The CLIP Score is only slightly higher than Shap-E, indicating remaining challenges in complex semantic understanding.
Compared to reconstruction methods like GRM, there is still a gap in absolute generation quality metrics.
High-order spherical harmonics are not used (SH order=0), limiting view-dependent effects.

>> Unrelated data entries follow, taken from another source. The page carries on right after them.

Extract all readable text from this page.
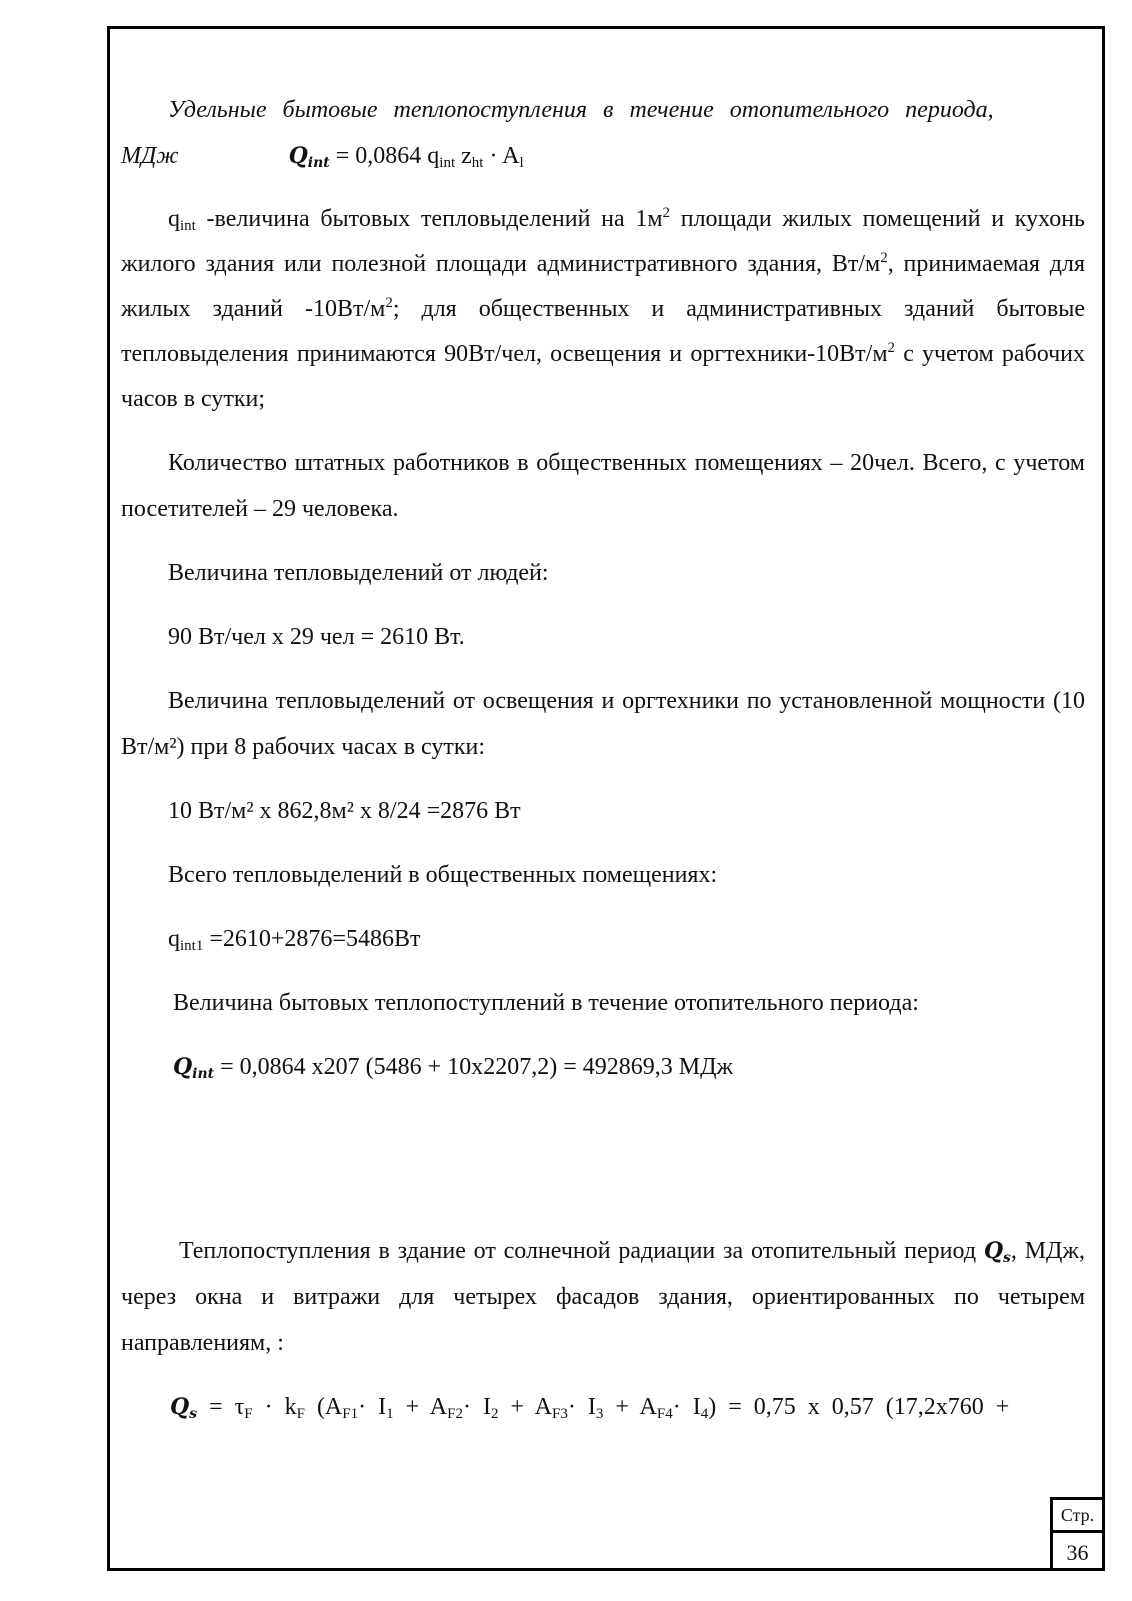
Удельные бытовые теплопоступления в течение отопительного периода,
МДж	$Q_{int} = 0,0864$ $q_{int}$ $z_{ht} \cdot A_l$

$q_{int}$ -величина бытовых тепловыделений на $1м^2$ площади жилых помещений и кухонь жилого здания или полезной площади административного здания, $Вт/м^2$, принимаемая для жилых зданий $-10Вт/м^2$; для общественных и административных зданий бытовые тепловыделения принимаются 90Вт/чел, освещения и оргтехники-$10Вт/м^2$ с учетом рабочих часов в сутки;

Количество штатных работников в общественных помещениях – 20чел. Всего, с учетом посетителей – 29 человека.

Величина тепловыделений от людей:

90 Вт/чел х 29 чел = 2610 Вт.

Величина тепловыделений от освещения и оргтехники по установленной мощности (10 Вт/м²) при 8 рабочих часах в сутки:

10 Вт/м² х 862,8м² х 8/24 =2876 Вт

Всего тепловыделений в общественных помещениях:

$q_{int1} =2610+2876=5486Вт$

Величина бытовых теплопоступлений в течение отопительного периода:

$Q_{int} = 0,0864$ х207 (5486 + 10х2207,2) = 492869,3 МДж

Теплопоступления в здание от солнечной радиации за отопительный период $Q_s$, МДж, через окна и витражи для четырех фасадов здания, ориентированных по четырем направлениям, :

$Q_s = \tau_F \cdot k_F$ $(A_{F1}\cdot I_1 + A_{F2}\cdot I_2 + A_{F3}\cdot I_3 + A_{F4}\cdot I_4) = 0,75$ х 0,57 (17,2х760 +

Стр.
36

Comparison with 3D VADER/VolumeDiffusion: These methods also adopt volumetric representation + diffusion but use NeRF/implicit volumes; GVGEN uses 3D Gaussian volumes, providing explicit manipulability and faster rendering speeds.
Comparison with GRM/LGM: GRM/LGM are reconstruction methods requiring multi-view inputs; GVGEN is a generative method generating directly from text, offering diversity.
Comparison with DreamGaussian: DreamGaussian optimizes Gaussians using SDS, which takes minutes and suffers from over-saturation; GVGEN achieves feed-forward generation in just 7 seconds.
Insights: Organizing unstructured representations (such as point clouds, Gaussians) into structured volumes serves as an effective bridge connecting classical representations with generative networks; the coarse-to-fine decomposition is a general strategy to mitigate high-dimensional generative complexity.

Rating¶

Novelty: ⭐⭐⭐⭐⭐ First feed-forward text-to-3D Gaussian framework, with highly novel GaussianVolume and CPS designs.
Experimental Thoroughness: ⭐⭐⭐⭐ Qualitative and quantitative comparisons are sufficient, and ablation studies are clean, but quantitative metrics are relatively sparse (only CLIP Score).
Writing Quality: ⭐⭐⭐⭐ Structure is clear, with standard pseudocode for the CPS algorithm, although some details require referring to the supplementary material.
Value: ⭐⭐⭐⭐ Significant in opening a new direction, although there is still a quality gap compared to optimization-based methods; practical applications require higher resolution.